Trump embraces the kind of tariffs that economists (like me) and history have proven to be vestiges of an old intra-national system. He is surrendering the shaping of world markets to a Chinese leadership that now, incredibly, seems to be the world’s largest proponent for inter-national trade and he fancies philosophical splendor in a fucking wall for god’s sakes, as if the one the Chinese built in the third century B.C.  would be effective all these centuries later.

Ronald Reagan, the conservative icon, who would not recognize his own Party now, disregarded his detractors by endorsing our global ambition to enemies abroad. He reveled in and claimed ownership of Berlin’s wall being razed while Trump makes one his signature ideal. Trump launches his presidency by telling our allies that they too aren’t worthy.

His antagonism toward the political establishment is an antipathy toward globalism itself. His ambition is personal, not national. His promise to make America great isn’t for all Americans, but for himself. His every action favors the wealthy, just as his every utterance to the contrary is a lie.

A poll by the Washington Post and ABC News this week shows that Trump arrives in Washington with the lowest approval rating of any president-elect in 40 years.  But his con has convinced his marks otherwise when it comes to creating jobs and stopping terrorism.

I can hope that this is only a momentary setback. I can hope that Trump represents a kind of national cleansing that will flush out the real Americans from hunkering down behind televisions, phones, and dating sites, and that after they finally open their eyes and see that is not the principles on which this country was founded, we will get ourselves together and continue on with the proper business of global leadership and American brotherhood.

But the reality is that once you leave a vacuum, someone will fill it. Once you cede your hard-earned trust, leadership, it’s not so easy brush it off with an “oops” like Rick Perry’s signature blunder. Economic rules get written. Opportunistic wannabes exploit the opportunities. The world looks elsewhere for stability.

Vladimir Putin understands this. Does anyone really believe he loves Trumpism? Russians are nothing if not patient, and they’ve been waiting about 75 years for this moment in time.

As Trump prepares to take his oath, the world has decided America’s democracy has failed and stunned at our fondness for inconsequentiality and shallowness. Even in tiny little Ecuador, the comment I hear again and again from friends and locals is some refrain of: What the hell is wrong with you people? Do you not get how much the world relies on your stability?

Can America still be a world leader? Sure we can. But we’re bound by demographics to become more diverse, not less so. We remain the world’s leading exporter of culture (especially entertainment) and consumerism. We’re rich in talent that has been acquired through policies and attitudes many have forgotten or ignore, and we command more military might than any nation….ever.

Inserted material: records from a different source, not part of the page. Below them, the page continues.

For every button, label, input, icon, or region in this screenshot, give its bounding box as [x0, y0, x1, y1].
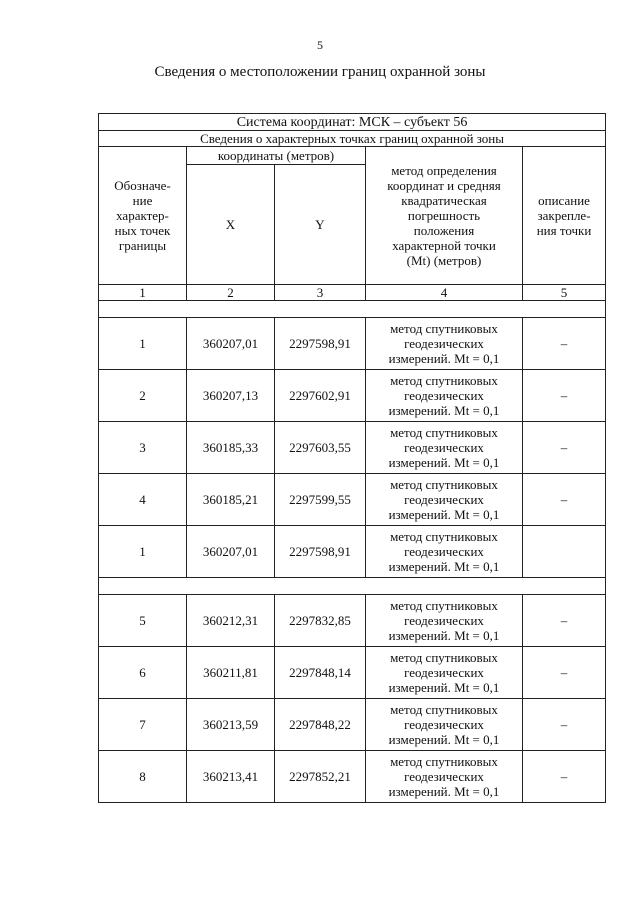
col-number: 3 — [275, 285, 366, 301]
x-coordinate-cell: 360185,21 — [187, 474, 275, 526]
table-row — [99, 751, 606, 803]
x-coordinate-cell: 360211,81 — [187, 647, 275, 699]
col-number: 2 — [187, 285, 275, 301]
y-coordinate-cell: 2297848,14 — [275, 647, 366, 699]
method-cell — [366, 370, 523, 422]
method-line: метод спутниковых — [390, 529, 498, 544]
method-line: измерений. Mt = 0,1 — [388, 403, 500, 418]
method-cell — [366, 318, 523, 370]
x-coordinate-cell: 360207,01 — [187, 526, 275, 578]
column-numbers-row — [99, 285, 606, 301]
method-cell — [366, 699, 523, 751]
method-line: геодезических — [404, 613, 484, 628]
point-id-cell: 4 — [99, 474, 187, 526]
x-coordinate-cell: 360212,31 — [187, 595, 275, 647]
method-cell — [366, 526, 523, 578]
method-line: геодезических — [404, 336, 484, 351]
method-line: измерений. Mt = 0,1 — [388, 732, 500, 747]
method-cell — [366, 595, 523, 647]
x-coordinate-cell: 360185,33 — [187, 422, 275, 474]
table-row — [99, 699, 606, 751]
method-line: метод спутниковых — [390, 477, 498, 492]
method-line: геодезических — [404, 769, 484, 784]
description-cell: – — [523, 370, 606, 422]
coordinates-table — [98, 113, 606, 803]
description-cell: – — [523, 318, 606, 370]
y-coordinate-cell: 2297603,55 — [275, 422, 366, 474]
method-line: измерений. Mt = 0,1 — [388, 351, 500, 366]
table-row — [99, 370, 606, 422]
x-coordinate-cell: 360213,59 — [187, 699, 275, 751]
method-line: измерений. Mt = 0,1 — [388, 680, 500, 695]
header-method: метод определения координат и средняя квадратическая погрешность положения характерной точки (Mt) (метров) — [366, 147, 523, 285]
method-cell — [366, 647, 523, 699]
page-number: 5 — [317, 38, 323, 52]
description-cell: – — [523, 422, 606, 474]
method-line: метод спутниковых — [390, 425, 498, 440]
col-number: 4 — [366, 285, 523, 301]
point-id-cell: 2 — [99, 370, 187, 422]
y-coordinate-cell: 2297602,91 — [275, 370, 366, 422]
y-coordinate-cell: 2297848,22 — [275, 699, 366, 751]
x-coordinate-cell: 360207,01 — [187, 318, 275, 370]
method-line: геодезических — [404, 440, 484, 455]
table-row — [99, 526, 606, 578]
method-line: измерений. Mt = 0,1 — [388, 507, 500, 522]
table-row — [99, 318, 606, 370]
y-coordinate-cell: 2297599,55 — [275, 474, 366, 526]
method-line: метод спутниковых — [390, 598, 498, 613]
method-cell — [366, 751, 523, 803]
method-line: метод спутниковых — [390, 650, 498, 665]
method-line: геодезических — [404, 544, 484, 559]
y-coordinate-cell: 2297598,91 — [275, 318, 366, 370]
col-number: 5 — [523, 285, 606, 301]
description-cell: – — [523, 647, 606, 699]
method-line: геодезических — [404, 717, 484, 732]
x-coordinate-cell: 360207,13 — [187, 370, 275, 422]
method-line: измерений. Mt = 0,1 — [388, 628, 500, 643]
header-y: Y — [275, 165, 366, 285]
header-description: описание закрепле- ния точки — [523, 147, 606, 285]
method-line: геодезических — [404, 388, 484, 403]
point-id-cell: 7 — [99, 699, 187, 751]
point-id-cell: 5 — [99, 595, 187, 647]
description-cell: – — [523, 699, 606, 751]
group-separator — [99, 301, 606, 318]
point-id-cell: 8 — [99, 751, 187, 803]
table-row — [99, 422, 606, 474]
section-title-header: Сведения о характерных точках границ охранной зоны — [99, 131, 606, 147]
method-line: измерений. Mt = 0,1 — [388, 455, 500, 470]
point-id-cell: 3 — [99, 422, 187, 474]
point-id-cell: 1 — [99, 318, 187, 370]
method-line: метод спутниковых — [390, 373, 498, 388]
table-row — [99, 595, 606, 647]
coord-system-header: Система координат: МСК – субъект 56 — [99, 114, 606, 131]
header-point-designation: Обозначе- ние характер- ных точек границы — [99, 147, 187, 285]
y-coordinate-cell: 2297852,21 — [275, 751, 366, 803]
header-coordinates: координаты (метров) — [187, 147, 366, 165]
description-cell: – — [523, 595, 606, 647]
method-line: измерений. Mt = 0,1 — [388, 784, 500, 799]
col-number: 1 — [99, 285, 187, 301]
table-row — [99, 474, 606, 526]
method-cell — [366, 474, 523, 526]
header-x: X — [187, 165, 275, 285]
group-separator — [99, 578, 606, 595]
point-id-cell: 1 — [99, 526, 187, 578]
method-line: метод спутниковых — [390, 321, 498, 336]
y-coordinate-cell: 2297832,85 — [275, 595, 366, 647]
method-line: геодезических — [404, 665, 484, 680]
method-line: метод спутниковых — [390, 702, 498, 717]
method-line: измерений. Mt = 0,1 — [388, 559, 500, 574]
method-line: геодезических — [404, 492, 484, 507]
description-cell: – — [523, 751, 606, 803]
table-row — [99, 647, 606, 699]
method-cell — [366, 422, 523, 474]
y-coordinate-cell: 2297598,91 — [275, 526, 366, 578]
description-cell: – — [523, 474, 606, 526]
document-title: Сведения о местоположении границ охранной зоны — [154, 64, 486, 80]
method-line: метод спутниковых — [390, 754, 498, 769]
x-coordinate-cell: 360213,41 — [187, 751, 275, 803]
point-id-cell: 6 — [99, 647, 187, 699]
description-cell — [523, 526, 606, 578]
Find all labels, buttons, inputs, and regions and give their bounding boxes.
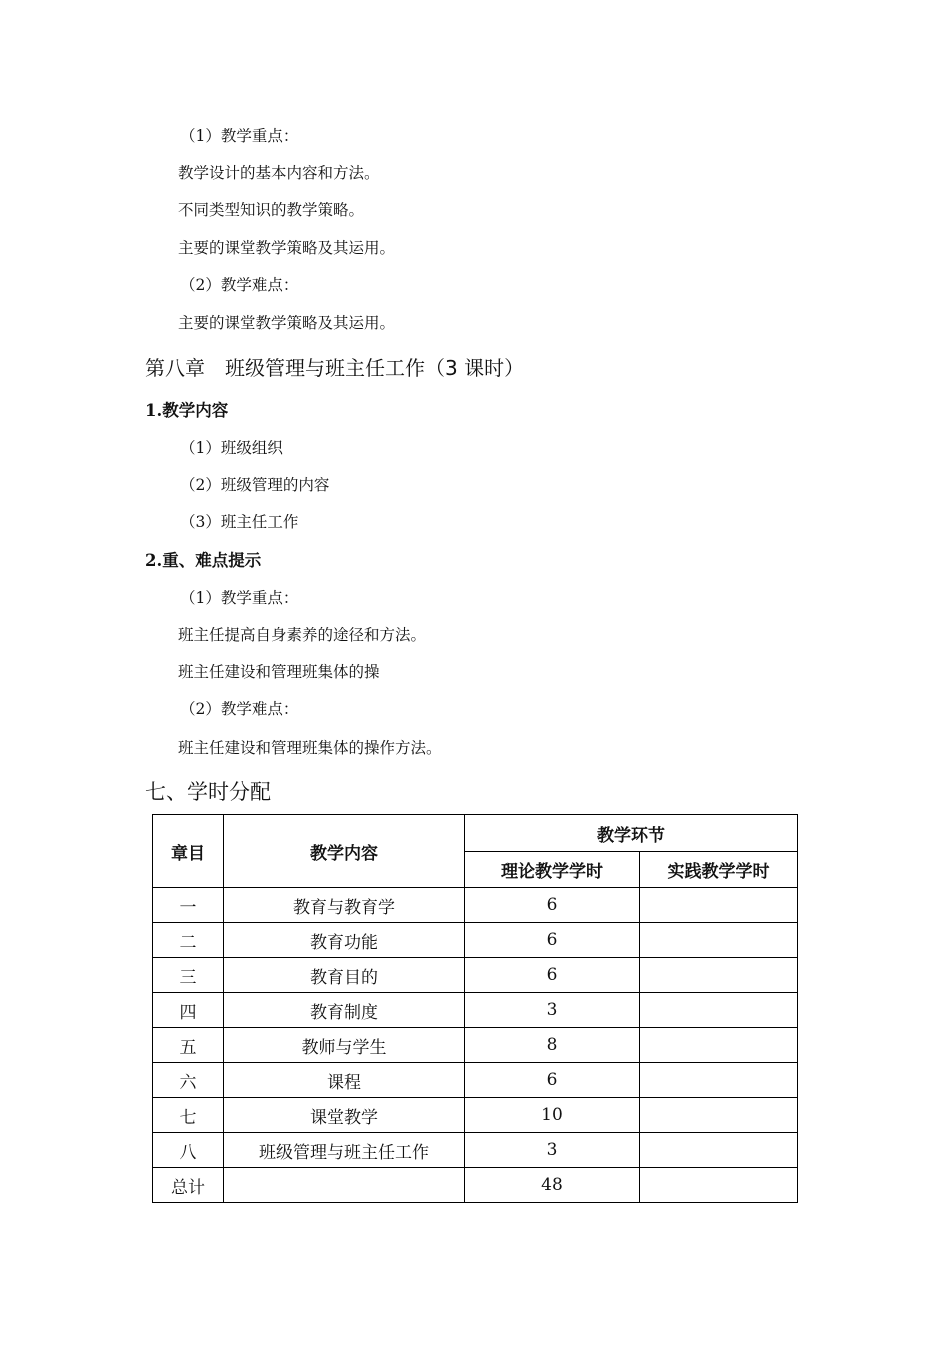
hours-allocation-table [152,814,798,1203]
table-row [153,993,798,1028]
cell-content [224,1168,465,1203]
cell-chapter: 总计 [153,1168,224,1203]
cell-theory: 6 [465,923,640,958]
cell-content: 课堂教学 [224,1098,465,1133]
header-theory-hours: 理论教学学时 [465,852,640,888]
cell-chapter: 五 [153,1028,224,1063]
cell-theory: 48 [465,1168,640,1203]
difficulty-label-ch8: （2）教学难点： [180,700,299,718]
cell-content: 教师与学生 [224,1028,465,1063]
cell-practice [640,888,798,923]
table-row [153,958,798,993]
cell-theory: 6 [465,888,640,923]
focus-item: 班主任建设和管理班集体的操 [178,663,380,681]
cell-content: 课程 [224,1063,465,1098]
table-row-total [153,1168,798,1203]
header-content: 教学内容 [224,815,465,888]
cell-theory: 8 [465,1028,640,1063]
cell-practice [640,1063,798,1098]
focus-item: 不同类型知识的教学策略。 [178,201,365,219]
cell-chapter: 八 [153,1133,224,1168]
cell-practice [640,923,798,958]
cell-theory: 10 [465,1098,640,1133]
cell-practice [640,958,798,993]
cell-chapter: 四 [153,993,224,1028]
table-row [153,1028,798,1063]
cell-practice [640,1028,798,1063]
focus-item: 班主任提高自身素养的途径和方法。 [178,626,427,644]
table-row [153,1098,798,1133]
header-stage: 教学环节 [465,815,798,852]
cell-content: 教育目的 [224,958,465,993]
focus-label-ch7: （1）教学重点： [180,127,299,145]
focus-label-ch8: （1）教学重点： [180,589,299,607]
content-item: （2）班级管理的内容 [180,476,330,494]
cell-chapter: 七 [153,1098,224,1133]
cell-theory: 6 [465,1063,640,1098]
difficulty-item: 班主任建设和管理班集体的操作方法。 [178,739,442,757]
difficulty-item: 主要的课堂教学策略及其运用。 [178,314,396,332]
difficulty-label-ch7: （2）教学难点： [180,276,299,294]
cell-content: 班级管理与班主任工作 [224,1133,465,1168]
header-chapter: 章目 [153,815,224,888]
cell-chapter: 一 [153,888,224,923]
cell-practice [640,1168,798,1203]
key-points-heading: 2.重、难点提示 [145,551,262,570]
table-row [153,923,798,958]
cell-practice [640,1133,798,1168]
section-7-title: 七、学时分配 [145,780,271,804]
content-item: （3）班主任工作 [180,513,299,531]
cell-practice [640,1098,798,1133]
cell-theory: 3 [465,993,640,1028]
focus-item: 教学设计的基本内容和方法。 [178,164,380,182]
cell-chapter: 六 [153,1063,224,1098]
table-row [153,888,798,923]
cell-theory: 6 [465,958,640,993]
cell-content: 教育与教育学 [224,888,465,923]
table-row [153,1063,798,1098]
cell-content: 教育功能 [224,923,465,958]
cell-chapter: 三 [153,958,224,993]
content-heading: 1.教学内容 [145,401,229,420]
table-row [153,1133,798,1168]
cell-practice [640,993,798,1028]
cell-content: 教育制度 [224,993,465,1028]
focus-item: 主要的课堂教学策略及其运用。 [178,239,396,257]
content-item: （1）班级组织 [180,439,283,457]
cell-theory: 3 [465,1133,640,1168]
cell-chapter: 二 [153,923,224,958]
header-practice-hours: 实践教学学时 [640,852,798,888]
chapter-8-title: 第八章 班级管理与班主任工作（3 课时） [145,356,525,380]
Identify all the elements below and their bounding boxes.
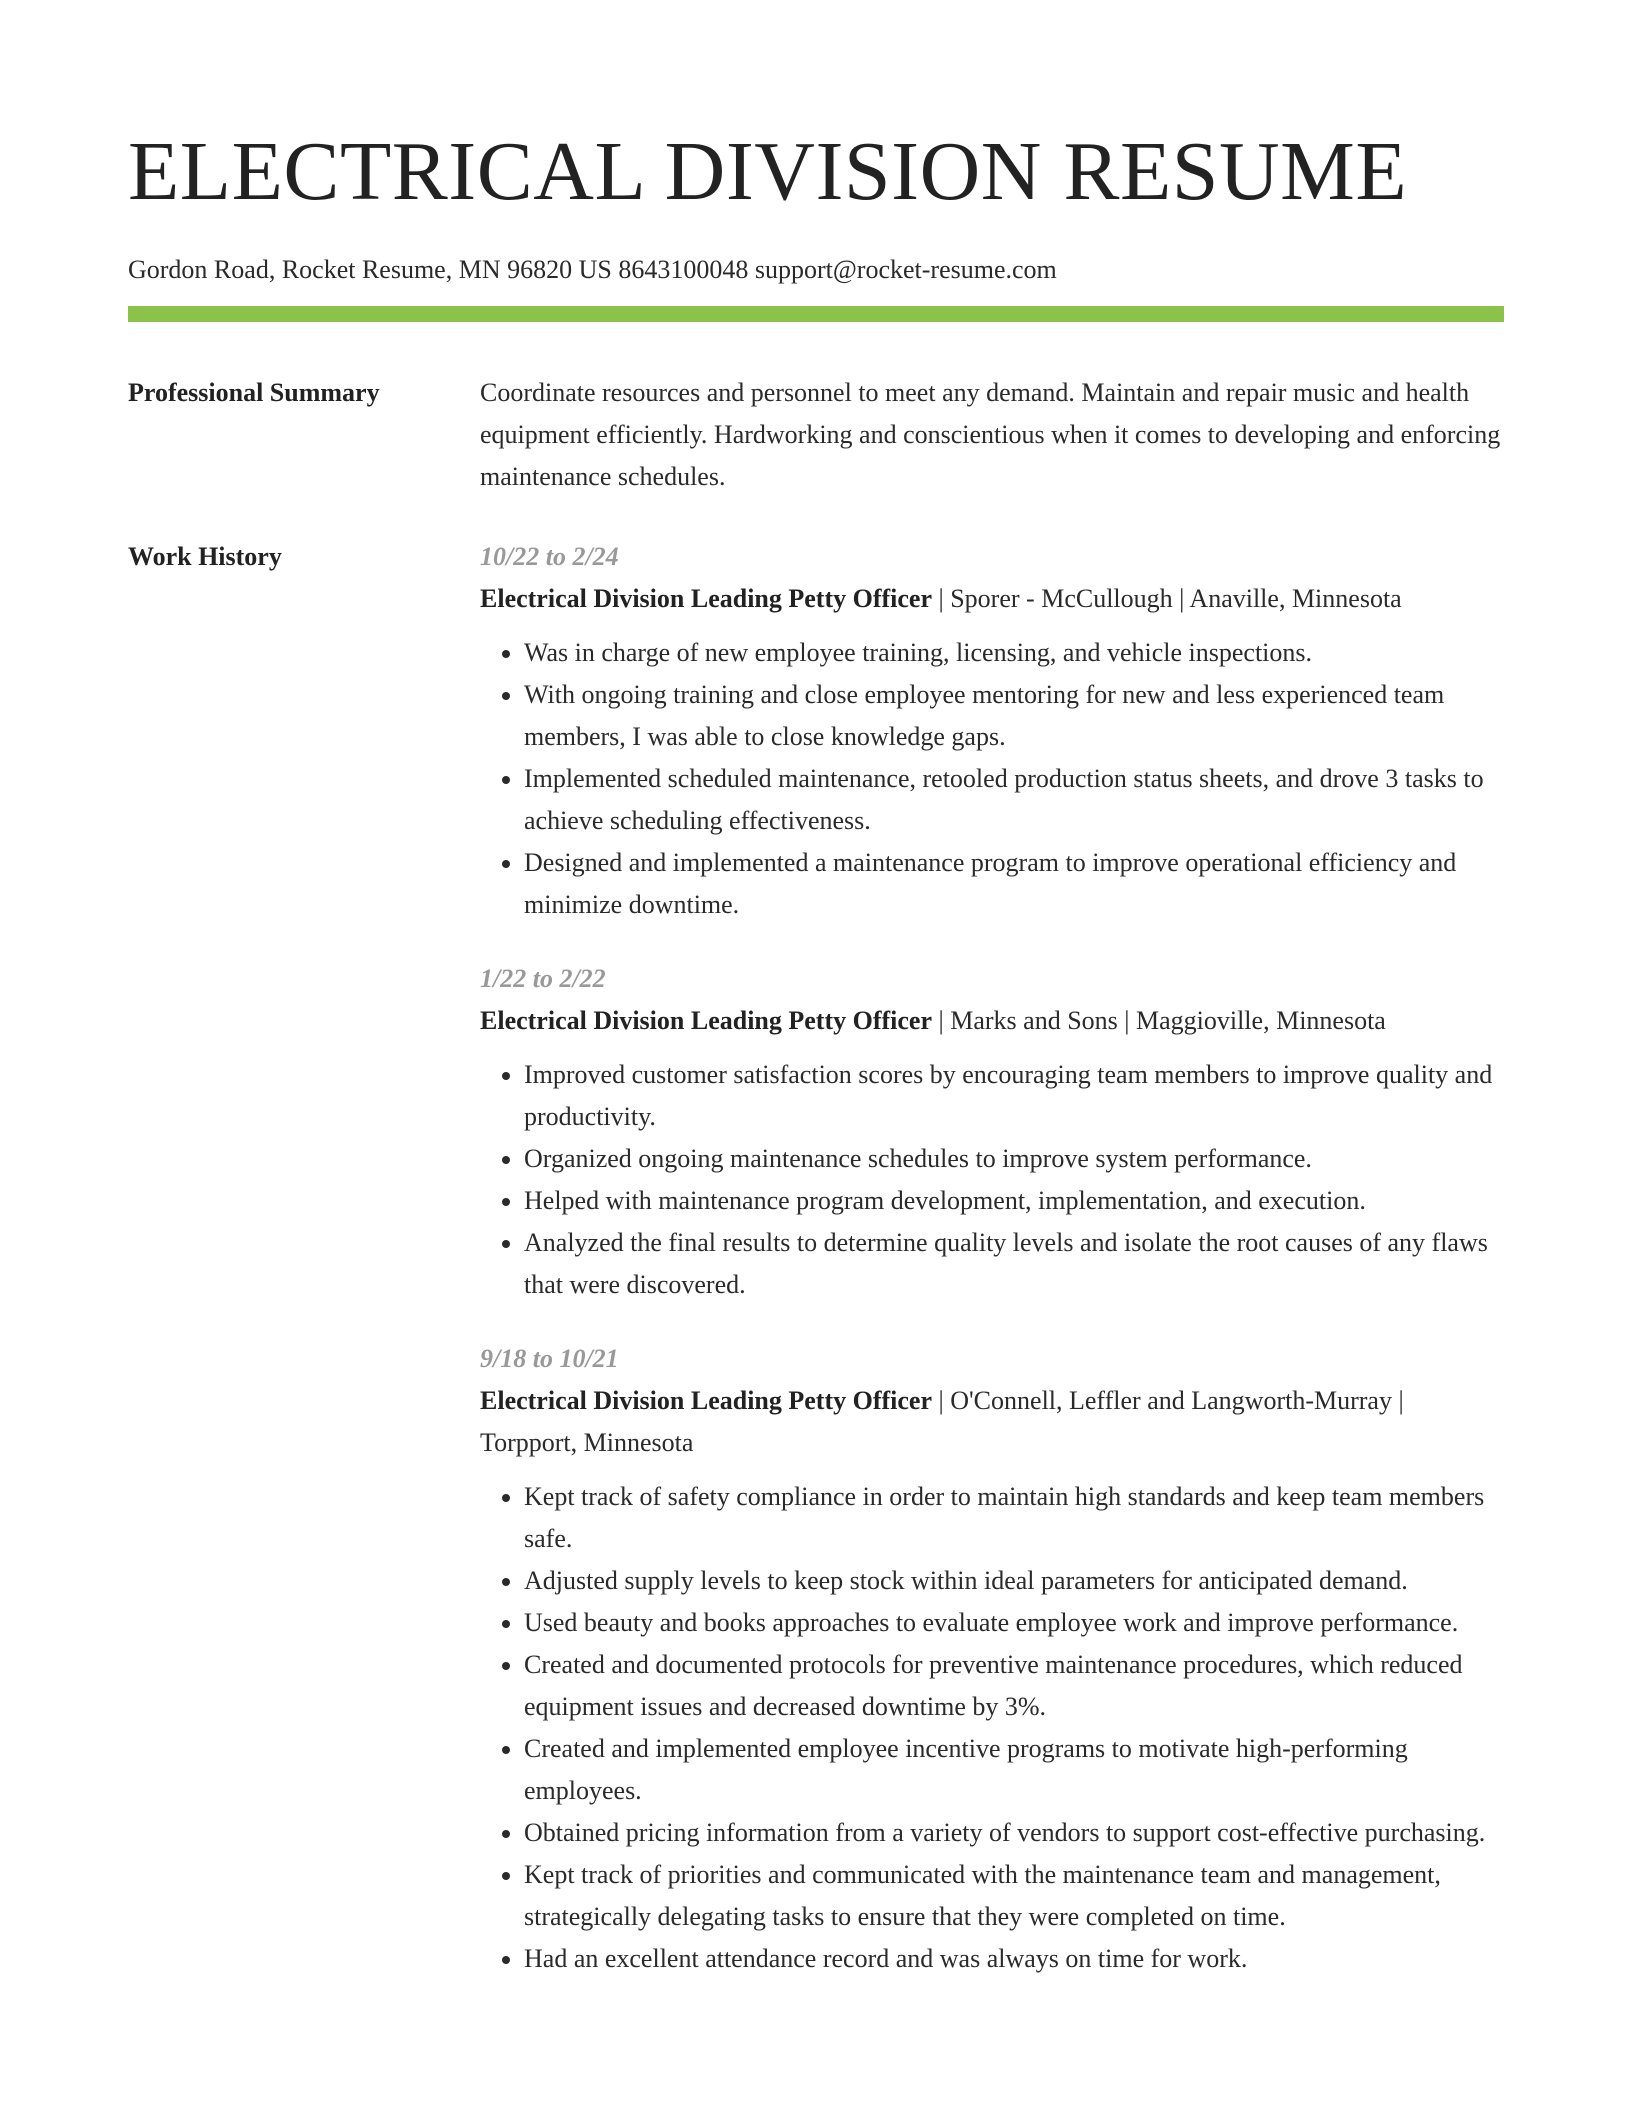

But like the British before us, we’re increasingly complacent, self-centered, and gullible. We’ve become a nation satisfied with acting solely on our own behalf, and too lazy to get out and vote in a number greater than one half of the population.

The vastness of America’s vision, inclusiveness, and goodwill towards others has succumbed to the pettiness, and divisiveness of Trump and his ilk.

The hundred years of American Exceptionalism regresses, 140 characters at a time. SAD!